Are you under surveillance by the government? Well the truth is, you might be.

It's come out that the National Security Agency or NSA has been tracking Americans' phone calls...noting phone numbers, and how long people talked. It's all in the name of preventing the next terrorist attack. While they don't hear conversations, the news has caused outrage.

"It's a violation of our rights," began Medford resident Dane MacArthur.

"We're not combatants from another country," said MacArthur.

"I'm not a terrorist, I live in America, i'm not making any bad phone calls. Why are you looking at me?" questioned Shannon Ilacqua, who is a Central Point resident.
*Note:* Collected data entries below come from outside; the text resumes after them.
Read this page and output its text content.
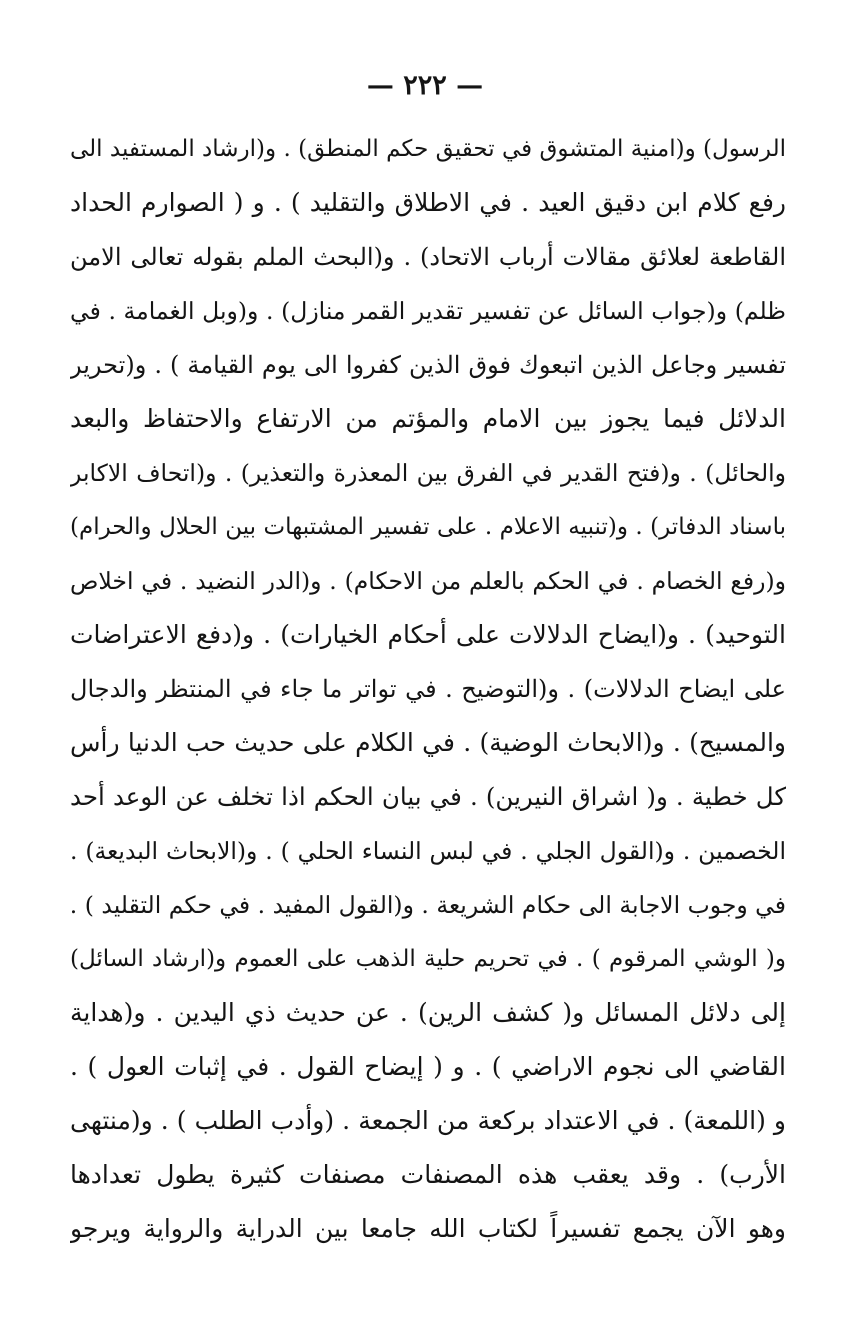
— ٢٢٢ —
الرسول) و(امنية المتشوق في تحقيق حكم المنطق) . و(ارشاد المستفيد الى
رفع كلام ابن دقيق العيد . في الاطلاق والتقليد ) . و ( الصوارم الحداد
القاطعة لعلائق مقالات أرباب الاتحاد) . و(البحث الملم بقوله تعالى الامن
ظلم) و(جواب السائل عن تفسير تقدير القمر منازل) . و(وبل الغمامة . في
تفسير وجاعل الذين اتبعوك فوق الذين كفروا الى يوم القيامة ) . و(تحرير
الدلائل فيما يجوز بين الامام والمؤتم من الارتفاع والاحتفاظ والبعد
والحائل) . و(فتح القدير في الفرق بين المعذرة والتعذير) . و(اتحاف الاكابر
باسناد الدفاتر) . و(تنبيه الاعلام . على تفسير المشتبهات بين الحلال والحرام)
و(رفع الخصام . في الحكم بالعلم من الاحكام) . و(الدر النضيد . في اخلاص
التوحيد) . و(ايضاح الدلالات على أحكام الخيارات) . و(دفع الاعتراضات
على ايضاح الدلالات) . و(التوضيح . في تواتر ما جاء في المنتظر والدجال
والمسيح) . و(الابحاث الوضية) . في الكلام على حديث حب الدنيا رأس
كل خطية . و( اشراق النيرين) . في بيان الحكم اذا تخلف عن الوعد أحد
الخصمين . و(القول الجلي . في لبس النساء الحلي ) . و(الابحاث البديعة) .
في وجوب الاجابة الى حكام الشريعة . و(القول المفيد . في حكم التقليد ) .
و( الوشي المرقوم ) . في تحريم حلية الذهب على العموم و(ارشاد السائل)
إلى دلائل المسائل و( كشف الرين) . عن حديث ذي اليدين . و(هداية
القاضي الى نجوم الاراضي ) . و ( إيضاح القول . في إثبات العول ) .
و (اللمعة) . في الاعتداد بركعة من الجمعة . (وأدب الطلب ) . و(منتهى
الأرب) . وقد يعقب هذه المصنفات مصنفات كثيرة يطول تعدادها
وهو الآن يجمع تفسيراً لكتاب الله جامعا بين الدراية والرواية ويرجو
In response, two Oregon lawmakers, Senators Ron Wyden and Jeff Merkley are leading the charge in Washington D.C. They introduced a bi-partisan bill along with six other senators aimed at declassifying "secret court" opinions that would help Americans know how much information about their private communications the government believes it's allowed to take under the law.

"We need those secret court opinions to figure this out," said Oregon Senator Jeff Merkley.
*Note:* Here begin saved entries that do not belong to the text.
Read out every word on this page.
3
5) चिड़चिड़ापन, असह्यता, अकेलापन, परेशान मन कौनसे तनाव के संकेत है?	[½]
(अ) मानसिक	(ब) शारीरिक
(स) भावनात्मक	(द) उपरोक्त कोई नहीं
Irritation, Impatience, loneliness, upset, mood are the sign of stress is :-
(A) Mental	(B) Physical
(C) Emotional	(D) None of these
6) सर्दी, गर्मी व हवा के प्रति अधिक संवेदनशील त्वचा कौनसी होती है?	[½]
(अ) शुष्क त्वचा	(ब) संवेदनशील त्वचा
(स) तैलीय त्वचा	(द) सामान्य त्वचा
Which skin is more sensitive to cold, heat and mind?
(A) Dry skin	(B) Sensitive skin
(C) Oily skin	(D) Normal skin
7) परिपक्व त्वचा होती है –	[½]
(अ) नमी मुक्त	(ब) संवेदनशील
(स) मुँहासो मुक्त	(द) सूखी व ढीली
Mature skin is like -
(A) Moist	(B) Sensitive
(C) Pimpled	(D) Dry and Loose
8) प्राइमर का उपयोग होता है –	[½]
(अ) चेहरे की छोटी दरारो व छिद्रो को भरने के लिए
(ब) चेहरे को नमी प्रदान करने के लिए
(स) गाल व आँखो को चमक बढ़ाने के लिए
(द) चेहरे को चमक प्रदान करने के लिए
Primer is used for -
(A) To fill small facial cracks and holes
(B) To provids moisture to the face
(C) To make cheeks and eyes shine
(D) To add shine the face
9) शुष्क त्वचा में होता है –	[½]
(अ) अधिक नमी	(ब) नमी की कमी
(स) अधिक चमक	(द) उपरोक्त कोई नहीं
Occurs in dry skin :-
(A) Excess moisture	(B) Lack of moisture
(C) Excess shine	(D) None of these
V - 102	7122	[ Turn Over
After closed-door briefings, lawmakers are talking about whether to make public more details of the NSA's secret surveillance programs.

"I think it's important that there be public hearings, that there be an opportunity to get straight answers," Oregon Senator Ron Wyden said.

But not everyone is so heated about the government snooping.

"It hasn't really affected my privacy personally," said Rogue Valley resident Sheila Harrington.

She said she is okay with government surveillance since officials have said it helps curtail terrorism. 

Meanwhile on Capitol Hill, questions still remain. How far is too far? And what does the public deserve to know?

While the bi-partisan bill is making headlines, it doesn't necessarily mean it's going to pass.

In fact other key democrats in Washington D.C. have reportedly called the bill "dead on arrival," unsure if the President will sign off on it if it got to his desk.